'This year's basically a write-off'
There will be no comedy gigs in the UK until at least next year, a top virologist has suggested.
Dr Chris Smith said that it would be ‘carnage’ to open even small-scale entertainment venues before a Covid-19 vaccine is found – and said that for the sector as a whole: ‘I think this year is basically a write-off.’
In an interview with the BBC, Dr Smith, a Cambridge University lecturer and science broadcaster, expressed fears that some creative industries ‘won't ever recover’ from the ‘monumental impact’ of coronavirus.
But he said that leading figures in the entertainment industry need to think ‘not with their wallet, but with their head screwed on,’ to avoid undoing all the work the lockdown has achieved.
Dr Smith also poured cold water on the idea that venues could feasibly operate with social distancing in place.
‘How on earth would we ever have a system that was enforceable where you said, "You can go to a rock concert and watch Ed Sheeran but you've got to stand two metres apart?" Everyone would just laugh.’
‘In the short term, we're going to have to rethink all this because it's just not feasible to say, "let's just translate this into different numbers",’ he explained. ‘Because the economics don't work out for the artists and the venue holders, because those venues work at the capacity that they were built for.’

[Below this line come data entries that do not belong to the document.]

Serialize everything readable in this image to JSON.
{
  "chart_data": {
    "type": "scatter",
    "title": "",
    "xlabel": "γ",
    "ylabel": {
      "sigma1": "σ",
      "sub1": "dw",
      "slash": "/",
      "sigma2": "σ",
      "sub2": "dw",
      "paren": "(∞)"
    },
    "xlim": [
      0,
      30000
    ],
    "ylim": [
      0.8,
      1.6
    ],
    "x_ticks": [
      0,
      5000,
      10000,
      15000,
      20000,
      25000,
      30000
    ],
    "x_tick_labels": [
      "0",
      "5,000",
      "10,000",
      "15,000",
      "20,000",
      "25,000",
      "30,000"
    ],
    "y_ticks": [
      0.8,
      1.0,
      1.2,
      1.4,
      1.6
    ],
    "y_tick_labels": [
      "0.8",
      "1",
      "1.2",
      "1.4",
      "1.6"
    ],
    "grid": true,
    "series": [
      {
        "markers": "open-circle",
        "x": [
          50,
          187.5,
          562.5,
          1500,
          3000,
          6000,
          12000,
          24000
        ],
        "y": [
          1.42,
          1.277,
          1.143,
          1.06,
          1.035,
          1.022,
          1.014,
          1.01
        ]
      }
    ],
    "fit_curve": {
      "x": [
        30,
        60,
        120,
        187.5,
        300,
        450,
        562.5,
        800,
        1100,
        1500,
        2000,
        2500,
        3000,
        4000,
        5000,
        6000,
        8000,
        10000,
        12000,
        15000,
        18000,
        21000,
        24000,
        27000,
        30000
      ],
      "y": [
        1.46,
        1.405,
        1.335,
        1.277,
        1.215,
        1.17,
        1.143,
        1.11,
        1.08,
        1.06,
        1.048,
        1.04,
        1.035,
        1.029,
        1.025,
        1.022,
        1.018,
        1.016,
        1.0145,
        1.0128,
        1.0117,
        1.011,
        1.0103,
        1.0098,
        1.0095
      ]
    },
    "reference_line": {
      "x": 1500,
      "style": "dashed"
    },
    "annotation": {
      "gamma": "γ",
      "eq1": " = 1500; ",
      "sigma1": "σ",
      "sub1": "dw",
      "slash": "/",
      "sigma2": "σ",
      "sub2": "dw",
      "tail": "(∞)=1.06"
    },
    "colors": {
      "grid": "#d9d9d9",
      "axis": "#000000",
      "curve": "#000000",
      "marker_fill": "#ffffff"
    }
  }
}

He also said getting people in and out of the venue – or even letting them go to the toilet – without social contact would be impractical.
Dr Smith also says it would be a ‘terrible idea’ to let those who have already contracted Covid-19 back into venues as it could encourage people to deliberately catch the disease to get their life back to normal. Especially given that science has not proven that you become immune after your first infection.
Last week, major UK comedy venues told Chortle they were hoping to reopen in the late summer, but theatre impresario Sir Cameron Mackintosh has suggested the West End might be effectively dark until early next year
Last week, American bioethicist Dr Zeke Emanuel told the New York Times that promoters rescheduling concerts for autumn were being baselessly optimistic. ‘I have no idea how they think that's a plausible possibility,’ he said. ‘Realistically we're talking fall 2021 at the earliest’ – raising the possibility of 18 more months without live entertainment.
Ireland this week tentatively suggested theatres might open in August, but while Germany and France have tentatively mapped out a way out of lockdown, theatres and venues are at the back of the queue.